Her love of the rest of her would came later as she learned what she was, what she added, what she took away.


“I’m crazy you see.” she’d say once she realized her hair holds memories, powers, and spells that only she could see.


“We see.” the crowds chimed back as they ebbed and flowed around her, sometimes coming closer, but usually retreating further.


Sometimes the crazy showed in her eyes, but usually just in her balled up hands, clenched as they came down on her eyes, cheeks, and thighs.


She admired the bruises and those soon became a part of her too, a favorite feature.

“Do you like my favorite feature?” she asked a lover when she showed him her blue, red, and black.


“No” the lover said in a way that made her hands ball up and return upon her what she felt towards the lover.
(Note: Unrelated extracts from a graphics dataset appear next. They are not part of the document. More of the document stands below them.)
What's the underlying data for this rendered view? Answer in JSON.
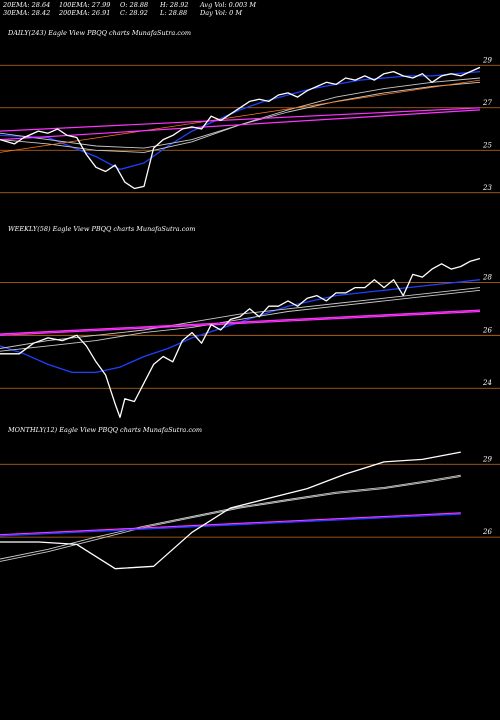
{
  "header": {
    "row1": [
      "20EMA: 28.64",
      "100EMA: 27.99",
      "O: 28.88",
      "H: 28.92",
      "Avg Vol: 0.003  M"
    ],
    "row2": [
      "30EMA: 28.42",
      "200EMA: 26.91",
      "C: 28.92",
      "L: 28.88",
      "Day Vol: 0  M"
    ]
  },
  "colors": {
    "background": "#000000",
    "price": "#ffffff",
    "ema_short": "#1e40ff",
    "ema_long": "#c8c8c8",
    "trend": "#ff33ff",
    "level": "#c8701e",
    "thin_orange": "#ff7a1a"
  },
  "chart_data": [
    {
      "type": "line",
      "title": "DAILY(243) Eagle  View  PBQQ charts MunafaSutra.com",
      "yticks": [
        23,
        25,
        27,
        29
      ],
      "ylim": [
        22.0,
        30.0
      ],
      "xlim": [
        0,
        100
      ],
      "levels": [
        29.0,
        27.0,
        25.0,
        23.0
      ],
      "series": [
        {
          "role": "price",
          "x": [
            0,
            3,
            5,
            8,
            10,
            12,
            14,
            16,
            18,
            20,
            22,
            24,
            26,
            28,
            30,
            32,
            34,
            36,
            38,
            40,
            42,
            44,
            46,
            48,
            50,
            52,
            54,
            56,
            58,
            60,
            62,
            64,
            66,
            68,
            70,
            72,
            74,
            76,
            78,
            80,
            82,
            84,
            86,
            88,
            90,
            92,
            94,
            96,
            98,
            100
          ],
          "y": [
            25.5,
            25.3,
            25.6,
            25.9,
            25.8,
            26.0,
            25.7,
            25.6,
            24.8,
            24.2,
            24.0,
            24.3,
            23.5,
            23.2,
            23.3,
            25.1,
            25.5,
            25.7,
            26.0,
            26.1,
            26.0,
            26.6,
            26.4,
            26.7,
            27.0,
            27.3,
            27.4,
            27.3,
            27.6,
            27.7,
            27.5,
            27.8,
            28.0,
            28.2,
            28.1,
            28.4,
            28.3,
            28.5,
            28.3,
            28.6,
            28.7,
            28.5,
            28.4,
            28.6,
            28.2,
            28.5,
            28.6,
            28.5,
            28.7,
            28.9
          ]
        },
        {
          "role": "ema_short",
          "x": [
            0,
            10,
            20,
            25,
            30,
            35,
            40,
            45,
            50,
            55,
            60,
            65,
            70,
            75,
            80,
            85,
            90,
            95,
            100
          ],
          "y": [
            25.7,
            25.6,
            24.7,
            24.1,
            24.4,
            25.2,
            25.9,
            26.4,
            26.9,
            27.3,
            27.6,
            27.9,
            28.1,
            28.3,
            28.4,
            28.5,
            28.5,
            28.6,
            28.7
          ]
        },
        {
          "role": "ema_long",
          "x": [
            0,
            10,
            20,
            30,
            40,
            50,
            60,
            70,
            80,
            90,
            100
          ],
          "y": [
            25.5,
            25.3,
            25.0,
            24.9,
            25.4,
            26.2,
            26.9,
            27.5,
            27.9,
            28.2,
            28.4
          ]
        },
        {
          "role": "ema_long",
          "x": [
            0,
            10,
            20,
            30,
            40,
            50,
            60,
            70,
            80,
            90,
            100
          ],
          "y": [
            25.8,
            25.5,
            25.2,
            25.1,
            25.5,
            26.2,
            26.8,
            27.3,
            27.7,
            28.0,
            28.2
          ]
        },
        {
          "role": "thin_orange",
          "x": [
            0,
            100
          ],
          "y": [
            24.9,
            28.3
          ]
        },
        {
          "role": "trend",
          "x": [
            0,
            100
          ],
          "y": [
            25.5,
            26.9
          ]
        },
        {
          "role": "trend",
          "x": [
            0,
            100
          ],
          "y": [
            25.9,
            27.0
          ]
        }
      ]
    },
    {
      "type": "line",
      "title": "WEEKLY(58) Eagle  View  PBQQ charts MunafaSutra.com",
      "yticks": [
        24,
        26,
        28
      ],
      "ylim": [
        22.8,
        29.6
      ],
      "xlim": [
        0,
        100
      ],
      "levels": [
        28.0,
        26.0,
        24.0
      ],
      "series": [
        {
          "role": "price",
          "x": [
            0,
            4,
            7,
            10,
            13,
            16,
            18,
            20,
            22,
            24,
            25,
            26,
            28,
            30,
            32,
            34,
            36,
            38,
            40,
            42,
            44,
            46,
            48,
            50,
            52,
            54,
            56,
            58,
            60,
            62,
            64,
            66,
            68,
            70,
            72,
            74,
            76,
            78,
            80,
            82,
            84,
            86,
            88,
            90,
            92,
            94,
            96,
            98,
            100
          ],
          "y": [
            25.3,
            25.3,
            25.7,
            25.9,
            25.8,
            26.0,
            25.6,
            25.0,
            24.5,
            23.4,
            22.9,
            23.6,
            23.5,
            24.2,
            24.9,
            25.2,
            25.0,
            25.8,
            26.1,
            25.7,
            26.4,
            26.2,
            26.6,
            26.7,
            27.0,
            26.7,
            27.1,
            27.1,
            27.3,
            27.1,
            27.4,
            27.5,
            27.3,
            27.6,
            27.6,
            27.8,
            27.8,
            28.1,
            27.8,
            28.1,
            27.5,
            28.3,
            28.2,
            28.5,
            28.7,
            28.5,
            28.6,
            28.8,
            28.9
          ]
        },
        {
          "role": "ema_short",
          "x": [
            0,
            5,
            10,
            15,
            20,
            25,
            30,
            35,
            40,
            45,
            50,
            55,
            60,
            65,
            70,
            75,
            80,
            85,
            90,
            95,
            100
          ],
          "y": [
            25.6,
            25.3,
            24.9,
            24.6,
            24.6,
            24.8,
            25.2,
            25.5,
            25.9,
            26.2,
            26.5,
            26.8,
            27.1,
            27.3,
            27.5,
            27.6,
            27.7,
            27.8,
            27.9,
            28.0,
            28.1
          ]
        },
        {
          "role": "ema_long",
          "x": [
            0,
            10,
            20,
            30,
            40,
            50,
            60,
            70,
            80,
            90,
            100
          ],
          "y": [
            25.5,
            25.8,
            26.0,
            26.2,
            26.5,
            26.8,
            27.0,
            27.2,
            27.4,
            27.6,
            27.8
          ]
        },
        {
          "role": "ema_long",
          "x": [
            0,
            10,
            20,
            30,
            40,
            50,
            60,
            70,
            80,
            90,
            100
          ],
          "y": [
            25.4,
            25.6,
            25.8,
            26.1,
            26.3,
            26.6,
            26.9,
            27.1,
            27.3,
            27.5,
            27.7
          ]
        },
        {
          "role": "trend",
          "x": [
            0,
            100
          ],
          "y": [
            26.0,
            26.9
          ]
        },
        {
          "role": "trend",
          "x": [
            0,
            100
          ],
          "y": [
            26.05,
            26.95
          ]
        }
      ]
    },
    {
      "type": "line",
      "title": "MONTHLY(12) Eagle  View  PBQQ charts MunafaSutra.com",
      "yticks": [
        26,
        29
      ],
      "ylim": [
        23.0,
        30.0
      ],
      "xlim": [
        0,
        100
      ],
      "levels": [
        29.0,
        26.0
      ],
      "series": [
        {
          "role": "price",
          "x": [
            0,
            8,
            16,
            24,
            32,
            40,
            48,
            56,
            64,
            72,
            80,
            88,
            96
          ],
          "y": [
            25.8,
            25.8,
            25.7,
            24.7,
            24.8,
            26.2,
            27.2,
            27.6,
            28.0,
            28.6,
            29.1,
            29.2,
            29.5
          ]
        },
        {
          "role": "ema_long",
          "x": [
            0,
            10,
            20,
            30,
            40,
            50,
            60,
            70,
            80,
            90,
            96
          ],
          "y": [
            25.0,
            25.4,
            25.9,
            26.4,
            26.8,
            27.2,
            27.5,
            27.8,
            28.0,
            28.3,
            28.5
          ]
        },
        {
          "role": "ema_long",
          "x": [
            0,
            10,
            20,
            30,
            40,
            50,
            60,
            70,
            80,
            90,
            96
          ],
          "y": [
            25.1,
            25.5,
            26.0,
            26.45,
            26.85,
            27.25,
            27.55,
            27.85,
            28.05,
            28.35,
            28.55
          ]
        },
        {
          "role": "trend",
          "x": [
            0,
            96
          ],
          "y": [
            26.1,
            27.0
          ]
        },
        {
          "role": "ema_short",
          "x": [
            0,
            96
          ],
          "y": [
            26.05,
            26.95
          ]
        }
      ]
    }
  ]
}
But there was a piece here that she consistently forgot, and it would take her years to remember.


She knew that she existed, yes, but she neglected to ensure that her lover was not just a reflection of herself. She forgot to check that there was even a lover at all.

She forgot to notice that there was no lover there to hand her the kitchen scissors when she needed them most. There was no lover to comment on her new hair. No, there was only kitchen scissors. There was only the removal of memories. There was only the betterment of her.


She’s smiling now, down there in a chair below. There’s a cigarette in her hands and a slight crease on her forehead from where the nicotine has impacted her skin’s moisture barrier.


There’s a tilt in her head and a smile on her lips.



Her hair is short. Her scissors have been put away. The hunt for a new lover has not yet begun, but it is certain that she has begun again.